A. Barbero, All’arme! All’arme! I priori fanno carne!

Alessandro Barbero, il Medioevo delle rivolte

di Antonio Stanca

   All’arme! All’arme! I priori fanno carne! è il titolo di uno dei più recenti tra i sedici libri di analisi storica di Alessandro Barbero che il Corriere della Sera ha programmato di pubblicare in allegato. Questo era comparso la prima volta nel 2023 per conto di Laterza e aveva confermato gli interessi particolari che il Barbero ha sempre nutrito per la storia medioevale e la storia militare.

    Nato a Torino nel 1959, ha studiato, si è laureato in questa città, qui ha iniziato a fare il ricercatore e poi a scrivere di narrativa. Ha sessantacinque anni, è professore ordinario di Storia Medioevale presso l’Università del Piemonte Orientale a Vercelli.  Ha scritto molte opere storiche. Collabora con giornali e riviste, fa parte di programmi televisivi, è autore di romanzi. Molto intensa è stata fin dall’inizio la sua attività in ambito culturale, storico, letterario, molti riconoscimenti ha ottenuto. Tra gli altri nel 1996 il Premio Strega col romanzo Bella vita e guerre altrui di mr. Pyle gentiluomo, nel 2005 la nomina a Cavaliere dell’Ordre des Arts et des Lettres. Un’autorità è considerato in ambito storico con particolare riguardo alla storia del Medioevo. Ogni volta che interviene a proposito di argomenti, problemi ad essa relativi vi apporta un contributo nuovo, diverso da quanto era generalmente noto, integra, modifica, corregge quel che si sapeva, aggiunge, completa quanto era rimasto privo di svolgimento, di conclusione. E questo avviene ovunque abbia luogo l’intervento, si tratti di un libro, di un giornale, in televisione. Apprezzato, ammirato risulta Barbero dai lettori e dagli spettatori per le novità che trasmette e per la facilità, la chiarezza con le quali lo fa. Facile, chiaro è pure in All’arme! All’arme! I priori fanno carne!  dove dice di quattro singolari momenti della storia medioevale, di quattro rivolte verificatesi alla fine del Trecento, la prima in Francia, la Jacquerie, nel 1358, la seconda in Italia, il Tumulto dei Ciompi, nel 1378, la terza in Inghilterra nel 1381, la quarta ancora in Italia, la rivolta dei Tuchini, nel 1386.

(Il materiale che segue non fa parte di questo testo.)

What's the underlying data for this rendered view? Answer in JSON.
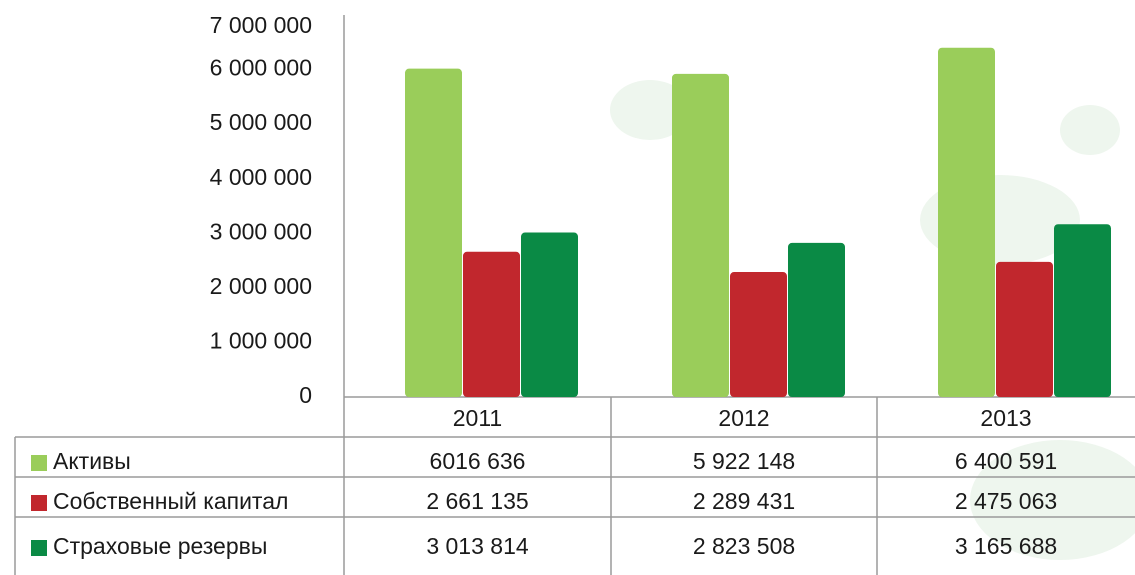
{
  "chart_data": {
    "type": "bar",
    "categories": [
      "2011",
      "2012",
      "2013"
    ],
    "series": [
      {
        "name": "Активы",
        "color": "#9acd5a",
        "values": [
          6016636,
          5922148,
          6400591
        ],
        "value_labels": [
          "6016 636",
          "5 922 148",
          "6 400 591"
        ]
      },
      {
        "name": "Собственный капитал",
        "color": "#c1272d",
        "values": [
          2661135,
          2289431,
          2475063
        ],
        "value_labels": [
          "2 661 135",
          "2 289 431",
          "2 475 063"
        ]
      },
      {
        "name": "Страховые резервы",
        "color": "#0a8a45",
        "values": [
          3013814,
          2823508,
          3165688
        ],
        "value_labels": [
          "3 013 814",
          "2 823 508",
          "3 165 688"
        ]
      }
    ],
    "ylim": [
      0,
      7000000
    ],
    "yticks": [
      0,
      {
        "value": 1000000,
        "label": "1 000 000"
      },
      {
        "value": 2000000,
        "label": "2 000 000"
      },
      {
        "value": 3000000,
        "label": "3 000 000"
      },
      {
        "value": 4000000,
        "label": "4 000 000"
      },
      {
        "value": 5000000,
        "label": "5 000 000"
      },
      {
        "value": 6000000,
        "label": "6 000 000"
      },
      {
        "value": 7000000,
        "label": "7 000 000"
      }
    ],
    "grid": false
  }
}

  Quattro insurrezioni che hanno avuto caratteri comuni anche se nessuna ha risentito dell’altra o ne è stata influenzata. Sono avvenute ognuna per proprio conto, ognuna nel proprio tempo, nel proprio luogo, con i propri protagonisti. Di comune c’è stato che ognuna è partita dal basso, dalle classi popolari, contadine, le quali, sottoposte ai signori, ai nobili, lavoravano nelle campagne, vivevano nei villaggi, nei borghi intorno ai castelli dei ricchi e ai ricchi pagavano le tasse e prestavano molti servizi. Ogni rivolta è iniziata da questa condizione di disparità che a lungo andare si è inasprita, aggravata fino a non poter essere più sopportata e ad esplodere in maniera violenta, a diffondersi, propagarsi rapidamente su un territorio sempre più vasto e far assistere a veri e propri scontri armati tra le due parti, i rivoltosi che aggredivano e i nobili che si difendevano tramite i loro soldati. Molti saccheggi, molte distruzioni, molte morti sul campo o per esecuzioni ci sarebbero state, a vere e proprie stragi si sarebbe giunti in certi casi ma col tempo sarebbe prevalso il buon senso e ci sarebbero stati degli accordi che appagavano entrambi, i contadini e i signori.

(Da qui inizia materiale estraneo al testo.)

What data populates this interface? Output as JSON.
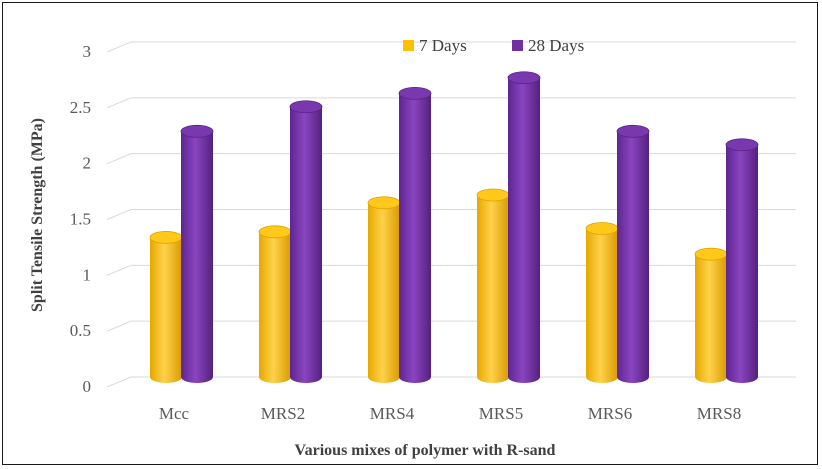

   Uguali erano state le cause, uguali le conclusioni senza che si possa parlare di un collegamento tra quegli eventi. Naturalmente oltre alla situazione iniziale e a quella finale c’erano state altre somiglianze come sempre succede tra fenomeni dello stesso genere. Tanti momenti, tanti risvolti di un’insurrezione si sarebbero ritrovati in un’altra o nelle altre non perché imitati ma perché era necessario che avvenissero.

    Ad ognuna delle rivolte Barbero, nel libro, dedica uno studio tanto attento, tanto preciso da non trascurare nessun particolare dell’avvenimento. Sono tante le cose che dice e delle quali non si era mai saputo. Meravigliati si rimane di come riesca a far rientrare tanto materiale nella sua scrittura, ad attirare il lettore fin dalle prime pagine, a coinvolgerlo, metterlo in uno stato di continua attesa. A permettergli tutto è il suo linguaggio così scorrevole, così compiuto da far sapere di avvenimenti tanto importanti senza il minimo sforzo, da far amare la storia come si amano le favole.